APEX: Our journey in scaling User IAM across multiple interconnected products and networks

Published on January 6, 2025

Hello there! In this article, I will share how our APEX API Gateway Platform has evolved from handling user accounts and subscriptions manually in silo, to using a centralised system for user IAM management. This evolution has made it possible for us to integrate our interconnected products and support multi-tenant user self-service. Throughout this article, I will provide detailed context to help you understand our thought process.

For those unfamiliar, with APEX, it is a platform designed for developers, product teams, agencies, and businesses to easily host and collaborate via API publishing and sharing. Right now, we offer our users four data planes to manage their APIs

To support our tenants’ API monitoring, we (APEX) have integrated our traffic logs with another SGTS product called StackOps. This setup enables tenants to log in and monitor the health and traffic of their live APIs.

Special shoutouts to these SGTS products in the article for making the evolution possible!

Problem

Since our initial launch, APEX had accrued a significant user management debt. We have had to manage multiple siloed data planes, systems, and portals, requiring users to manually request access to each one.

Over time, user accounts have become stale, the intended state of user access has become fragmented, and key administrative users have become inactive. These issues obstruct the completion of many essential functional steps while perpetuating a suboptimal user experience. As a result, it took an average of 10 business days for our users to fully onboard and operate within APEX to get any of their work done. Let’s see how we got here in the first place.

We started our MVP gateway platform to require users to register separately for each of our various portals and systems.
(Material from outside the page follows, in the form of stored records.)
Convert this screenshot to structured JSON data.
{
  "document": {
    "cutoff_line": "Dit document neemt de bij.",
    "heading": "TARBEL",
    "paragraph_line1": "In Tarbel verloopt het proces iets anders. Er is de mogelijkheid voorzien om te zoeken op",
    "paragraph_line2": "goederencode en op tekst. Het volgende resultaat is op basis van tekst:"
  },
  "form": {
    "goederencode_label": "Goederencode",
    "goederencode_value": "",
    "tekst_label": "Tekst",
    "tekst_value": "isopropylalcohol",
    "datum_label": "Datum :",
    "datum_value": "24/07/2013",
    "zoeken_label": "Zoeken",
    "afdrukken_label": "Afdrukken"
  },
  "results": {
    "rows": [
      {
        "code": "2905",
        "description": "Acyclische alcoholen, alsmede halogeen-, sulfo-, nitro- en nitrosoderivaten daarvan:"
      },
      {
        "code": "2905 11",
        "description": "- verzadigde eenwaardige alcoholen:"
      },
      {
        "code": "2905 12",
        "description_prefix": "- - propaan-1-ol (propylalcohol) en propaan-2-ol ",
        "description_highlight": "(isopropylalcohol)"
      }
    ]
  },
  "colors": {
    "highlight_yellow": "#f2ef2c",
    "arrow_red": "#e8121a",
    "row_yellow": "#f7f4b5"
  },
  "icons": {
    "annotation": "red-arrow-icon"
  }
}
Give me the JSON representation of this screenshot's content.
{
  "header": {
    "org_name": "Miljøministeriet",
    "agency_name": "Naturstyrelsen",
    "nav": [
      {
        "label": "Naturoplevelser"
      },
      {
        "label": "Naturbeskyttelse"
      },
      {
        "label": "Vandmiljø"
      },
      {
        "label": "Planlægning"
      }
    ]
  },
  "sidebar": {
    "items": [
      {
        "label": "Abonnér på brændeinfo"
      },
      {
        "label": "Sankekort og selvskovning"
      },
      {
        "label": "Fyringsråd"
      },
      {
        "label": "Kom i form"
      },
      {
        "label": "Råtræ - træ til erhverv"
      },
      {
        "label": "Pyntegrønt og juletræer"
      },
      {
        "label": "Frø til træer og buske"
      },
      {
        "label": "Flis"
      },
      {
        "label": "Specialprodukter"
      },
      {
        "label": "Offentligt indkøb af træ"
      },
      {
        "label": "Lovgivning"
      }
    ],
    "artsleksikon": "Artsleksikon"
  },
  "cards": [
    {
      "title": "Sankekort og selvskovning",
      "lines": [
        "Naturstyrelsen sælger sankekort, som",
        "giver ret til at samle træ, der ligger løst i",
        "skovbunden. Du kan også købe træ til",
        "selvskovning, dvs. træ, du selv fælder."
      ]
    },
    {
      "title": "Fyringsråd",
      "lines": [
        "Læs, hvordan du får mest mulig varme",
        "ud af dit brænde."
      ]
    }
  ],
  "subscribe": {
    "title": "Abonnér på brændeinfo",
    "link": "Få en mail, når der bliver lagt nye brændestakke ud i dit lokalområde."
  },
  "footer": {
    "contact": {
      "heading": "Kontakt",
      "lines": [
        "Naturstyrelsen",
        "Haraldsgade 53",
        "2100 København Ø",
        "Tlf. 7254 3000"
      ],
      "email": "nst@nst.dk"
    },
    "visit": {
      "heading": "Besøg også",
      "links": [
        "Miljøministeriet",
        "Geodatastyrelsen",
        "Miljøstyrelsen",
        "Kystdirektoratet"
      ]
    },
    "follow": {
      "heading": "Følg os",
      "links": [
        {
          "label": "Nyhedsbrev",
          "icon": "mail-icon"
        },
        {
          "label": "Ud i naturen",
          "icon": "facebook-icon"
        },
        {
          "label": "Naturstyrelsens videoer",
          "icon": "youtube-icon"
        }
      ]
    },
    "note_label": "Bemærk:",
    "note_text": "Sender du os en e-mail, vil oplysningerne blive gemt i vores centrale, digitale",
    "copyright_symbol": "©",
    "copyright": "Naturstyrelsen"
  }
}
In the very beginning, our users only needed to log into at most 2 portals to perform all their activities in the initial days.

Figure P1 — The 2 portals we started with

With only 2 portals to handle, we chose to settle our user management process by requiring users to submit service requests to our team, figuring that this approach would be the path of least resistance for us (…or so we thought).

As part of the service request process, our users must obtain the necessary permissions to join an APEX organisation, typically from a higher-ranking officer in their department. The same approvals will be needed for any user configuration changes that comes after as well. Permissions are managed individually for each system or portal, and without documented authorisation, access to APEX is denied.

The diagram below (Figure P2) illustrates the request-for-access process:

Figure P2 — Sequence diagram of our previous manual approval flow (APEX’s Service Request flow)

Over time, and in the spirit of being agile, our product offering grew! We gradually introduced more and more integrated portals to provide our users with a more comprehensive experience for navigating their API lifecycles.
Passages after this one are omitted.